Peering through the viewfinder of my camera the little focus point bounces around excitedly like a small child who just met batman at a red cordial carnival inside disneyland. On occasion it pauses with a little beep as though to question whether it found the correct spot to lock focus. To be honest this little dance back and forth is starting to get old, why can’t you just do what I want!?!?!. As the sun beats down on my back it’s getting uncomfortably warm and frustration kicks in. A perfect spring day is quickly being ruined by the tiniest of insects and it’s stupid little face that my camera feels completely incapable of focusing on.

Sound familiar?

It’s time to turn this situation around and today I’m going to share my 3 step process to nailing your macro focus and let me tell you, it’s going to ROCK!

1. Never trust your cameras judgment

Change your focus mode to one-shot focus using a single point. This means that you are going to choose where the focus point is in the frame rather than letting the camera guess. The one-shot component of this (Olympus call it S-AF, Nikon call it AF-S, Canon call it One-Shot AF) essentially means that when we half press down the shutter button, the camera focuses just once and there is no continuous adjustment as you move the camera. This is going to remove a huge variable and give us lots of control to get our focus exactly right. Once this is done, move the focus point to where you want your subject’s ‘in-focus’ area to be, usually on one of the rule-of-thids intersection points is a good start.

2. Frame up your subject & lock focus

Get your composition right and ensure your subject’s important feature is on the single focus point that you’ve selected (either change your composition to suit or re-adjust the focus point position). Once this is done we half press the shutter button which will focus the lens on the subject and lock for as long as you hold the button half way down. (Don’t worry that the focus point may have slightly missed its mark, we are about to adjust that.)
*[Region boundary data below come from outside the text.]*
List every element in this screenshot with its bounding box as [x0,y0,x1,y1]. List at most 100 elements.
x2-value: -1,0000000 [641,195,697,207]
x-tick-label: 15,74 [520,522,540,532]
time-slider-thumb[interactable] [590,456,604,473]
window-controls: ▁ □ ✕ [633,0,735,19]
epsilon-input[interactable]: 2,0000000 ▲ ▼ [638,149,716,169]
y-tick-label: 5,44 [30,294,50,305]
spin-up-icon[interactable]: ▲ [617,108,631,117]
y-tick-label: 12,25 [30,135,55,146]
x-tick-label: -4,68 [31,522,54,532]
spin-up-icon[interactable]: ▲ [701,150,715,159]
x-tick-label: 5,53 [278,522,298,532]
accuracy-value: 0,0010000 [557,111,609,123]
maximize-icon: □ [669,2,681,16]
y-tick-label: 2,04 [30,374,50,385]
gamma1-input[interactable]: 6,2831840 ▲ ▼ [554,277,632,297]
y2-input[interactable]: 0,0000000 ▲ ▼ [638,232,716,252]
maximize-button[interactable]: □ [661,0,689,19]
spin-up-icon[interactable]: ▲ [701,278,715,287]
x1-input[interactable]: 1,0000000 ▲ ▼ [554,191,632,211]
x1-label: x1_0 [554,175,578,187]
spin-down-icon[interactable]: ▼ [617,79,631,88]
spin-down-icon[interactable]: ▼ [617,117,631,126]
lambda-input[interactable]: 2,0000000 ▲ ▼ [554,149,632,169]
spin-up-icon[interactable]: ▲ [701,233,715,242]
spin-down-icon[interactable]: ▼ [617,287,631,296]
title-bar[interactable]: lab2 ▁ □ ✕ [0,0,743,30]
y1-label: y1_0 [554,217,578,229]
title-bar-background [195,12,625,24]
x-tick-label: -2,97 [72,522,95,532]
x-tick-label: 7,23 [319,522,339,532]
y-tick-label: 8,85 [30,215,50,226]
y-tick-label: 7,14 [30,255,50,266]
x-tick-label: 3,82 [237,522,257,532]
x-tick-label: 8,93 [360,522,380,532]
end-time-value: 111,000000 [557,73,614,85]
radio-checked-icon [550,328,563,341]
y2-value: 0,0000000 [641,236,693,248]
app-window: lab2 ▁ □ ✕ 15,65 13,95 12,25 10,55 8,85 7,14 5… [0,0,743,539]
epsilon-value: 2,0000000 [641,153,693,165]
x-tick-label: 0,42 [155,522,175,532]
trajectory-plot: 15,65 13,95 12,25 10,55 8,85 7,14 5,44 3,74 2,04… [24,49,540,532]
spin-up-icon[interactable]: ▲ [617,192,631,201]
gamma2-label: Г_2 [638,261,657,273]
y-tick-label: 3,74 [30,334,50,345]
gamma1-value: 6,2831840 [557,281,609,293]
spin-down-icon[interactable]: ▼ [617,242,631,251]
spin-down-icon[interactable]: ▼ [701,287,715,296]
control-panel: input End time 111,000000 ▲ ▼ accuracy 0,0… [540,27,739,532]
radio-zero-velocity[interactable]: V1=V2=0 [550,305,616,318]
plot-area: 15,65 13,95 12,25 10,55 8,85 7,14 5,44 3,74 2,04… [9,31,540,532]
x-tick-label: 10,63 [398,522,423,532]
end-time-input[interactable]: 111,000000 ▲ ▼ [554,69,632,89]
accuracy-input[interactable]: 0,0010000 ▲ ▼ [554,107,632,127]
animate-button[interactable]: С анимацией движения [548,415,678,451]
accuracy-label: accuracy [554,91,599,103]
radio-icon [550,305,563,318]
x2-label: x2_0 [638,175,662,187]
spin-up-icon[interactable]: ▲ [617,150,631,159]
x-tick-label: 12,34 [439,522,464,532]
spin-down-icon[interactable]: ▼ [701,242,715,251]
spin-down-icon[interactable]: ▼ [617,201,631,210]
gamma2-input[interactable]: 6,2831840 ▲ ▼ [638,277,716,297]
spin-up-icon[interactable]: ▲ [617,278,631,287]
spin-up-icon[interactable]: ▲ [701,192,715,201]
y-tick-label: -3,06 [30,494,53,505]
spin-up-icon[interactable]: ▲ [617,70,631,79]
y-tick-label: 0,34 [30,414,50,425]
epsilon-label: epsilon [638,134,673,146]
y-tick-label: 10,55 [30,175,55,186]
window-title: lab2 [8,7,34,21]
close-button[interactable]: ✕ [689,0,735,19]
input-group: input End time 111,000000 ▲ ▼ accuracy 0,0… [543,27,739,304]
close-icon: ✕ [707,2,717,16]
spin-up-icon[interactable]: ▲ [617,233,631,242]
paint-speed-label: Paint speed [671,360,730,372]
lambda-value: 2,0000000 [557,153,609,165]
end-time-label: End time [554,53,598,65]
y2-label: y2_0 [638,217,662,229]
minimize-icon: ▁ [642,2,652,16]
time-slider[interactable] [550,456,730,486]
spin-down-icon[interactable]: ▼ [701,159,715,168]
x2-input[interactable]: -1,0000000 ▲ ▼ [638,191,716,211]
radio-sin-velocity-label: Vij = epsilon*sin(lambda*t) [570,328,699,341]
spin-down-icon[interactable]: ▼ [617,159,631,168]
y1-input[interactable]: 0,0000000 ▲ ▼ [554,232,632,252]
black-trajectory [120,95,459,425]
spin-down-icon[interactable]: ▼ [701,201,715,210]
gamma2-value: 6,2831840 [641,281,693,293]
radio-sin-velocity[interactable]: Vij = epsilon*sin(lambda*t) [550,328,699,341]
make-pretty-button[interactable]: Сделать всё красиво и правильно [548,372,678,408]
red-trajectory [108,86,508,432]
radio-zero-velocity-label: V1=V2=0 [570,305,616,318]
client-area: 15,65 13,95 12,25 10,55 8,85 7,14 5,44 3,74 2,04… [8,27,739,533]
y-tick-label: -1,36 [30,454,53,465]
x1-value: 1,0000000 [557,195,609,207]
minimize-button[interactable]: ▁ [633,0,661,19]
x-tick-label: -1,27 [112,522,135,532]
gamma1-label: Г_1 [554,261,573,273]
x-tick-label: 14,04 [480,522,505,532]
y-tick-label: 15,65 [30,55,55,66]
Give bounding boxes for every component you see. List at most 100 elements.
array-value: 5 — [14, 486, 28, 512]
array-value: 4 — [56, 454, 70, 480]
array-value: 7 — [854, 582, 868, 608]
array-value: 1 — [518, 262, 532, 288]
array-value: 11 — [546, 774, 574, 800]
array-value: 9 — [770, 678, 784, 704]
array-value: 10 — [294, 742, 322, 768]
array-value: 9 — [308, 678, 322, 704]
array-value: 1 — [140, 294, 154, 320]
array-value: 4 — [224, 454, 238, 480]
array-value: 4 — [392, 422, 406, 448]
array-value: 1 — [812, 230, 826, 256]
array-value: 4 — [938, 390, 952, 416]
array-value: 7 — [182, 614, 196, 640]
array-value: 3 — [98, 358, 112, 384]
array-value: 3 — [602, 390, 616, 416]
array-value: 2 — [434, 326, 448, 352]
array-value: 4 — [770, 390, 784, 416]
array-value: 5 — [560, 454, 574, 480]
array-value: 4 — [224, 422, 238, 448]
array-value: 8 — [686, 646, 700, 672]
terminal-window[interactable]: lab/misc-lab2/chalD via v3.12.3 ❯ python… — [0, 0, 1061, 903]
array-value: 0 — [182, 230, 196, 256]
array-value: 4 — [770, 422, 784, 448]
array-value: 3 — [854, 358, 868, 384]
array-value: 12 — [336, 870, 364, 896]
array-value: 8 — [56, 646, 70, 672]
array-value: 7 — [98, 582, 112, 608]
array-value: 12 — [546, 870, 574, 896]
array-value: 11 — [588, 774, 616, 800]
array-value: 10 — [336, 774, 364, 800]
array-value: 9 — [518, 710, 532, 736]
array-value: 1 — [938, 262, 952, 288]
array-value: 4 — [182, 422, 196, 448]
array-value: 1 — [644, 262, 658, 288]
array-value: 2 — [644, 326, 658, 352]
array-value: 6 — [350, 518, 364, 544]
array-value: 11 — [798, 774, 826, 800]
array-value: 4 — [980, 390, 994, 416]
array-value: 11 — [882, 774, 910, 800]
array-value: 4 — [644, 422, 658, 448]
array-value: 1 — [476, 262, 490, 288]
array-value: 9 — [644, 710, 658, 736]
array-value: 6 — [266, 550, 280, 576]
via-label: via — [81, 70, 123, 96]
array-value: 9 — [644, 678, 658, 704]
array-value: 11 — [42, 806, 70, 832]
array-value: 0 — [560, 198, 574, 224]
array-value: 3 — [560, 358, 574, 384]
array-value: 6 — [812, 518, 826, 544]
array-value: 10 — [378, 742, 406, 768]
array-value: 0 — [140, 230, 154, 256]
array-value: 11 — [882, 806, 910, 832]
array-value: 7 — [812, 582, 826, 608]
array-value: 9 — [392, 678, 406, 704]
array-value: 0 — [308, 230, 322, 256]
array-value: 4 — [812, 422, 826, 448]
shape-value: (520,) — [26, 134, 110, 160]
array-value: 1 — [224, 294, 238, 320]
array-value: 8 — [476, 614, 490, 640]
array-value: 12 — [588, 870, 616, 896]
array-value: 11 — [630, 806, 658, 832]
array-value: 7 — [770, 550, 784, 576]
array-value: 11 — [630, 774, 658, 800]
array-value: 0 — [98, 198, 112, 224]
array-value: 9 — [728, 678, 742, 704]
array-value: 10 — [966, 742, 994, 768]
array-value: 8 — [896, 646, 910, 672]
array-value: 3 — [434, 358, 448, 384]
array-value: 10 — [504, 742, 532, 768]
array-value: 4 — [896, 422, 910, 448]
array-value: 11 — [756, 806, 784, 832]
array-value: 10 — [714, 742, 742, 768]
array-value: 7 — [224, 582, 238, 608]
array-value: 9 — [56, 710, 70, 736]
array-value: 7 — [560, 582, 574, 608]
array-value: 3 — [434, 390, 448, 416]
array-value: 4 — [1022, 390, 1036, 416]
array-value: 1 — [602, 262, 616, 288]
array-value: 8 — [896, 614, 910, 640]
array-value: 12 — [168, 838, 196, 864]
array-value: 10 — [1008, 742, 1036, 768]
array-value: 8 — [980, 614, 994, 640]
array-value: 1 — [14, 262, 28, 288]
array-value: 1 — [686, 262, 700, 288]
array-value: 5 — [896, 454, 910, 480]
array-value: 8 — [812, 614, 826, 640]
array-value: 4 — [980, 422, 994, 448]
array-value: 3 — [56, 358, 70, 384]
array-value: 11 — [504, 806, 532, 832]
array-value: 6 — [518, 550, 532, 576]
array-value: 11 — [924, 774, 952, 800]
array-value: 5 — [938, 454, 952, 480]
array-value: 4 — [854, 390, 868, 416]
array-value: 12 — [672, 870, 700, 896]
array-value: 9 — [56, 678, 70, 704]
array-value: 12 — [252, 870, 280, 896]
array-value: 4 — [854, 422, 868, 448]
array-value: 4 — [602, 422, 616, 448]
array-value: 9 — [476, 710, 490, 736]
3. Rock those Minor adjustments

This is the critical step, it’s called the ‘rocking method’ and and for good reason. By rocking our camera back and forth very gently you will notice that you can make critical adjustments to your focus as you move ever so slightly closer or further away from your subject. Once the exact part of the subject we are focusing on becomes sharp we gently hit the shutter button to fire the shot. I highly recommend taking a number of images before moving the camera away to check your images because when we are dealing with tiny subjects like this the difference between in focus and out of focus can be a single millimetre.

Does this beat manual focus in macro? I think so, because unless you have a tripod to free up your hands moving the focus ring can be quick a juggle. It also gets you in the rough vicinity automatically which can be a big time saver when dealing with tiny flying critters!

So there you have it, no more relying on your cameras auto-focus system to get those tiny insect eyes in focus or the stamen of flowers tack sharp. In just 3 steps you can go from the ‘spray and pray’ method to a gentle rock and save yourself hours of heartache!